Governments and companies often try to use the cluster effect to promote a particular place as good for a certain type of business. For example, the city of Bangalore, India has utilized the cluster effect in order to convince a number of high-tech companies to set up shop there. Similarly, Las Vegas has benefited through the cluster effect of the gambling industry. In France, the national industrial policy includes support for a specific form of business clusters, called "Pôles de Compétitivité", such as Cap Digital. Another good example is the Nano/Microelectronics and Embedded Systems" or in short "mi-Cluster" that was facilitated by "Corallia Cluster Initiative" in Greece. Corallia introduced a bottom-up, 3-phase programme framework for facilitating cluster development, and was short-listed among the final classification (finalists) for the DG REGIO's RegioStars 2009 Awards in the category "Research, Technological Development and Innovation".
The cluster effect does not continue forever though. To sustain cluster performance in the long term, clusters need to manage network openness to business outside the cluster while facilitating strong inter-organisational relationships within the cluster. Its relative influence is also dictated by other market factors such as expected revenue, strength of demand, taxes, competition and politics. In the case of Silicon Valley as stated above for example, increased crowding in the valley led to severe shortage of office and residential space which in turn forced many companies to move to alternative locations such as Austin, Texas and Raleigh-Durham, North Carolina even though they would have liked to stay in the valley.
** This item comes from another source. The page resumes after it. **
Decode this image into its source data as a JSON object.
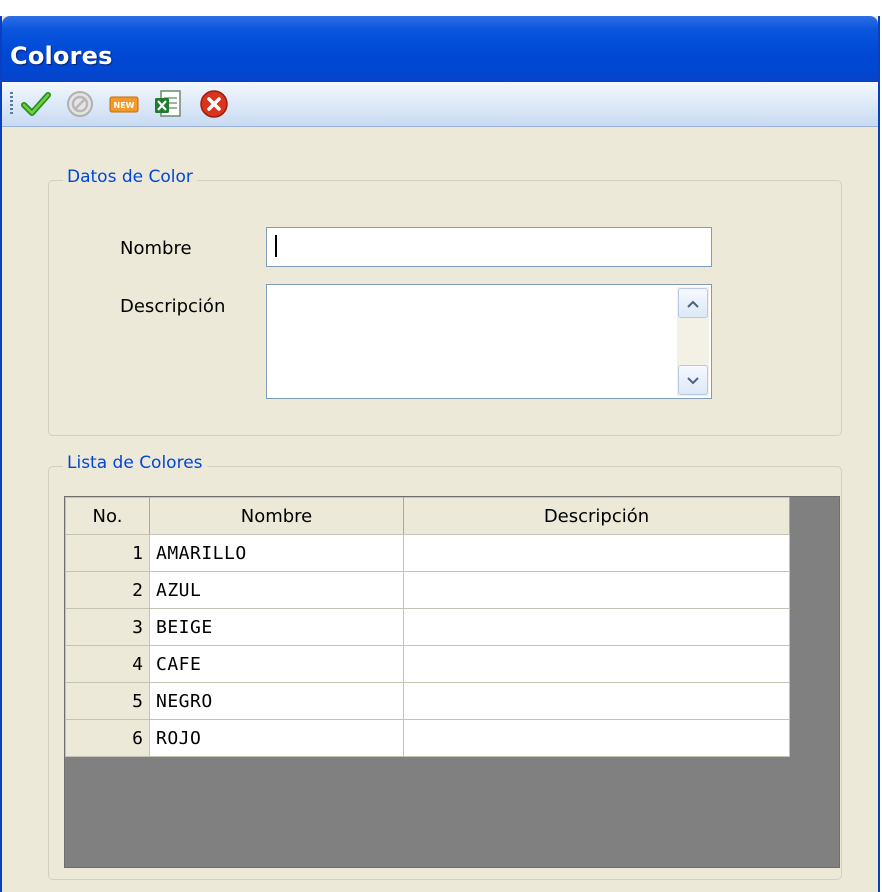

Sometimes cluster strategies still do not produce enough of a positive impact to be justified in certain industries. For instance, in the case of Builders Square, the home improvement retailer could not compete with industry leaders such as Home Depot when it could not materialize the same low costs and contracts. As a result, it was presented with an option to form a merger with another home improvement retailer, Hechinger to better improve their business clusters and compete with Home Depot and other industry leaders. However, when it failed to do so, it slowly began to fail and eventually fell into bankruptcy. Although the merger attempted to create geographic clusters to compete with the low costs of other firms, costs were not lowered enough and eventually the plan failed, forcing Hechinger into Chapter 7 liquidation and Builders Square out of the industry.